CDM Seminar Series 2003-04


Abstract:

Transients and Early Detection of Epidemics of Infectious Disease:
Towards Real-Time Public Health Surveillance
Mojdeh Mohtashemi, PhD
Boston Heart Foundation
Thursday Oct 2
2pm, NE43 4th floor lounge

In this talk, I will introduce the notion of transients in health and demonstrate its significance to early detection through different examples. I will then propose a mathematical methodology for modeling short term epidemiological trends in general and early detection of anomalous or rare events in particular. I will show how historical data can be transformed into a quantity representing the infected pool in a population in order to estimate vital epidemiologic parameters of infection transmission within the population.
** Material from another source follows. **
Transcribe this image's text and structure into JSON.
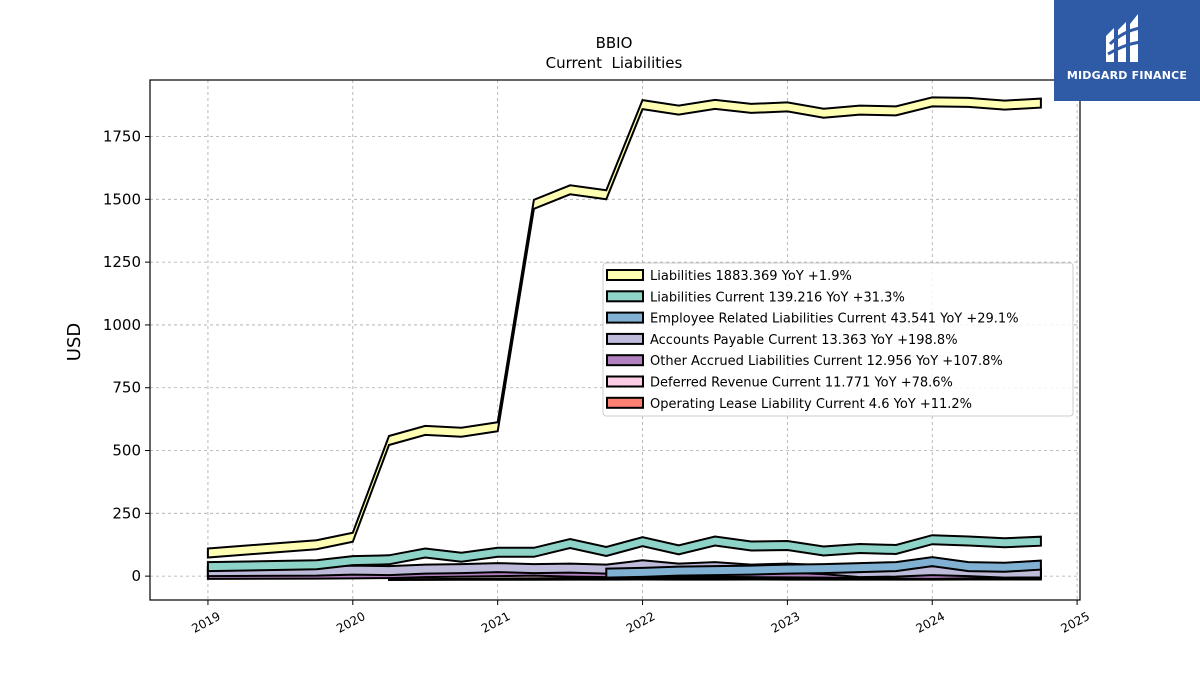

These parameters are then utilized to detect temporal irregularities in the surveillance data with high sensitivity, specificity and in a timely manner. Finally, I will illustrate the detection power of our methodology under different models of outbreaks of infectious disease applied to real historical surveillance data. Our proposed framework can be potentially applied to a wide spectrum of outbreaks of infectious disease, whether of malicious nature or otherwise (such as West Nile and SARS).

Mojdeh Mohtashemi is currently the director of biomedical informatics at the Boston Heart Foundation, an affiliate of the Harvard/MIT Division of Health Sciences and Technology. She is also a research affiliate of the MIT CSAIL.